In beginsel zijn álle leden verantwoordelijk voor een goede naleving hiervan. Bij
aanwezigheid van bestuursleden en/of leden van de Commissie Veiligheid &
Instructie op het veld, beslissen zij in voorkomende gevallen over actuele
veiligheidsissues.
g) Gastvlieger: Iedereen die geen lid is van de GMVC, maar als gast én met
aantoonbare toestemming van een bestuurslid op het modelvliegterrein de
modelvliegsport beoefent, waaronder begrepen naast vliegactiviteiten ook alle
werkzaamheden aan de modellen.
h) Helper: De persoon die de gebruiker assisteert bij zijn/haar activiteiten op het
modelvliegveld en tevens anderen die betrokken zijn bij de uitvoering van de
vlucht die door de gebruiker wordt uitgevoerd.
i) Toeschouwer: Iedereen die geen lid is van de vereniging en aanwezig is op de
locatie van de GMVC.
j) Instructeur: Hij/zij die van het bestuur en/of de trekker van de Commissie
Veiligheid & Instructie van de GMVC, de expliciete toestemming heeft om
vlieglessen te geven.
k) Waarnemer: Alle aanwezige leden zijn sámen verantwoordelijk voor de naleving
van het terreinreglement.
Bij afwezigheid van bestuursleden en/of leden van de Commissie Veiligheid &
Instructie op het veld, wordt door de aanwezige vliegers een waarnemer
aangesteld.
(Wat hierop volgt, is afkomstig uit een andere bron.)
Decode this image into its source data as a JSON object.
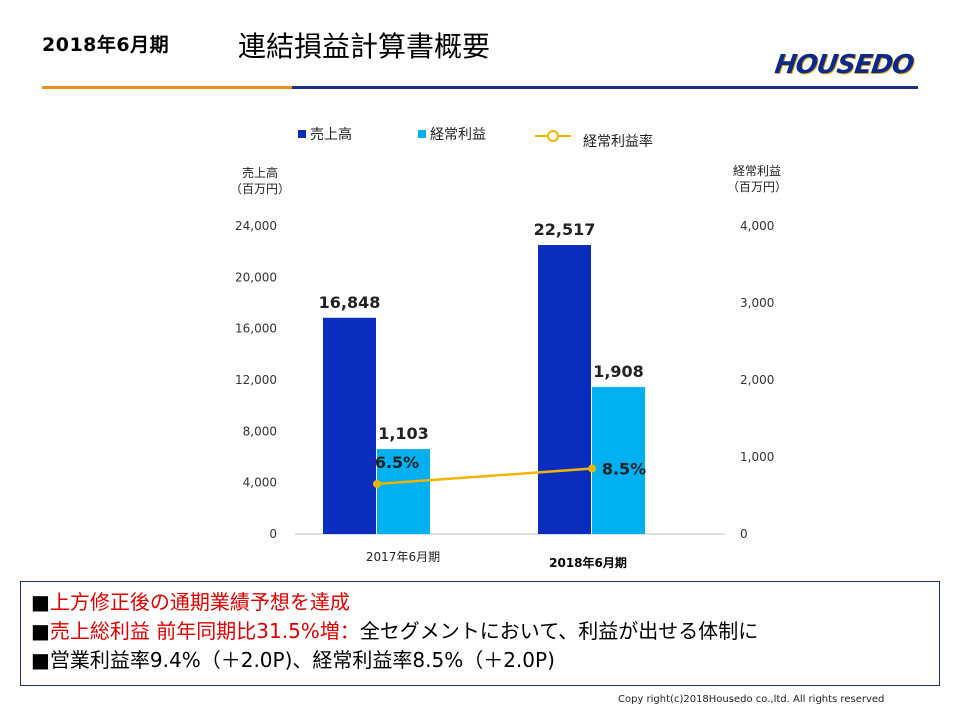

Deze persoon is lid van de GMVC en is tenminste 18 jaar oud.
Hij/zij ziet tijdelijk toe op de juiste naleving van het terreinreglement.

Artikel B – Algemene en bijzondere gebruiksvoorschriften
Algemeen

  1. In alle gevallen waarin dit reglement niet voorziet, beslist het bestuur.
  2. Er mag uitsluitend gevlogen worden tijdens de in de AIP Luchtvaartgids
    Nederland genoemde uniforme daglichtperiode voor VFR-vluchten. Dit geldt van
    zonsopgang tot 15 minuten ná zonsondergang.
  3. Vóór het vliegen wordt de signaalvlag gehesen. Na de laatste vlucht wordt de
    signaalvlag door de laatste vlieger gestreken.
  4. Het terrein mag uitsluitend worden gebruikt voor de beoefening van de
    modelvliegsport. Dit met in achtneming van de geldende Nederlandse wetgeving
    voor modelvliegen.
  5. Vervoermiddelen van zowel gebruikers als toeschouwers, worden op de daartoe
    aangewezen plaatsen geparkeerd. De toezichthouder of waarnemer mag
    aanwijzingen geven om bepaalde plaatsen vrij te houden c.q. vrij te maken als de
    veiligheid of de doorgang van de vliegactiviteiten dit naar zijn/haar oordeel
    noodzakelijk maakt.
  6. De veroorzaker van schade aan eigendommen van de GMVC, zal daarvoor
    persoonlijk aansprakelijk worden gesteld. Of deze schade het gevolg is van nietverwijtbare schuld of nalatigheid maakt daarbij niet uit.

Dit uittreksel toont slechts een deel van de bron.